The Colorado County Uses Accela for Environmental Health to Inform Residents About High Risk Restaurants and Spot Food Inspections Issues
Whether it’s craft beer at Oskar Blues, rigatoni at Red Gravy or gluten-free sweets at Coquette’s Bistro and Bakery, the cooks in Colorado Springs have a dish for almost any visitor. Yet with roughly 23 million tourists visiting the mountain town each year, food inspectors have made safety a top priority by using smart city tools like data analytics and mobile technologies to monitor compliance.
Sitting near famous outdoor sites like Pikes Peak and Garden of the Gods National Natural Landmark Park, Colorado Springs is one of eight cities and towns using the smart city technologies from the El Paso County Environmental Health Division. In 2012, the division chose Accela to modernize its aging permitting, licensing and inspection system. This equipped field inspectors with an app to complete inspections on a mobile device in the field. The new technology consolidated multiple inspections in one visit. Further, additional services provided by health specialists automatically generated a report for billing and compliance alerts.
“It did increase efficiency quickly, right out of the chute, and that eliminated duplicate entry — entering data once in a paper form and then again digitally,” said Tom Gonzales, El Paso County’s Director of Environmental Health. “Now it’s all online and it has increased efficiency by more than 30 percent — just from eliminating duplicate data entry alone.”
Since implementation, Gonzales said this efficiency increase has held steady. What’s more, it has yielded additional benefits in transparency for residents who now have 24/7 access to restaurant inspection ratings as they are recorded by county inspectors. Gonzales said the county receives fewer calls from residents, reporters and businesses seeking this information, something he believes points to a public that is more informed about food safety.
“We didn’t have that granularity before, so now folks can determine for themselves the risk of eating at any establishment.”
Beyond transparency, the food inspection system has aided county staff in identifying trending compliance issues.

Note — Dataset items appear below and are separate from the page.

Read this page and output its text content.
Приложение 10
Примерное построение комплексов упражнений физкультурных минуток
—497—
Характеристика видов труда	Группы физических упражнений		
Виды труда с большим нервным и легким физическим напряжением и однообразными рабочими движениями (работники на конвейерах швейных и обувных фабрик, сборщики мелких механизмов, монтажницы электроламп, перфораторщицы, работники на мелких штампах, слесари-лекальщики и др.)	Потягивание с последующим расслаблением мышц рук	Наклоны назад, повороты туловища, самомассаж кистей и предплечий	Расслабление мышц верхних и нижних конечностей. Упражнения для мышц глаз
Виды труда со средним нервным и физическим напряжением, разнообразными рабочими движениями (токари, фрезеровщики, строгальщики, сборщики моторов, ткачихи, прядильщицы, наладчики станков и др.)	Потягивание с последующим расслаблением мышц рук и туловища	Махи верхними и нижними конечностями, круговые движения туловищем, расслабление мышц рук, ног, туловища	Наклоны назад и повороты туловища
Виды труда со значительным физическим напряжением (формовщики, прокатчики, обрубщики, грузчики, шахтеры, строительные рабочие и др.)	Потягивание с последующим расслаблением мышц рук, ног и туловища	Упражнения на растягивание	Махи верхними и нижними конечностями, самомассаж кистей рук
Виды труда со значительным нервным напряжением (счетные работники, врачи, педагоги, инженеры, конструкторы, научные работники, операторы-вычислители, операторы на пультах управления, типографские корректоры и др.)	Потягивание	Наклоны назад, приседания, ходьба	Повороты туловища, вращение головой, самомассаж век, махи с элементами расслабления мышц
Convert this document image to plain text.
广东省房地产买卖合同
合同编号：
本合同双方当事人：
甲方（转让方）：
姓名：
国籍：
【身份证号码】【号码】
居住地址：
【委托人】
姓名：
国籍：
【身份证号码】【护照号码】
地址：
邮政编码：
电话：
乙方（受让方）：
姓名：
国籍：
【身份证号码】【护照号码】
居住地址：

“Accela provides a level of data that we can have our hands on at all times,” Gonzales said. “My food inspection managers can see what is trending. They can ask what is the number one violation we’re seeing, and then make plans for how to address that through education and outreach,” Gonzales said.
Gonzales said the modernization has empowered inspectors to spend more time in the field and less time behind a desk. Previously, staff struggled with legacy systems that made data analysis and decision making difficult. Critical information on services, finance, customer fees and other important issues was hard to decipher due to disparate data systems. Since the implementation, Gonzales said he can get details on nearly every aspect of operations: time spent on tasks, the number of active food establishments, those with current violations, and a host of other beneficial data.
“This is absolutely critical, and not just for food inspections, but across all of our environmental health services,” Gonzales said.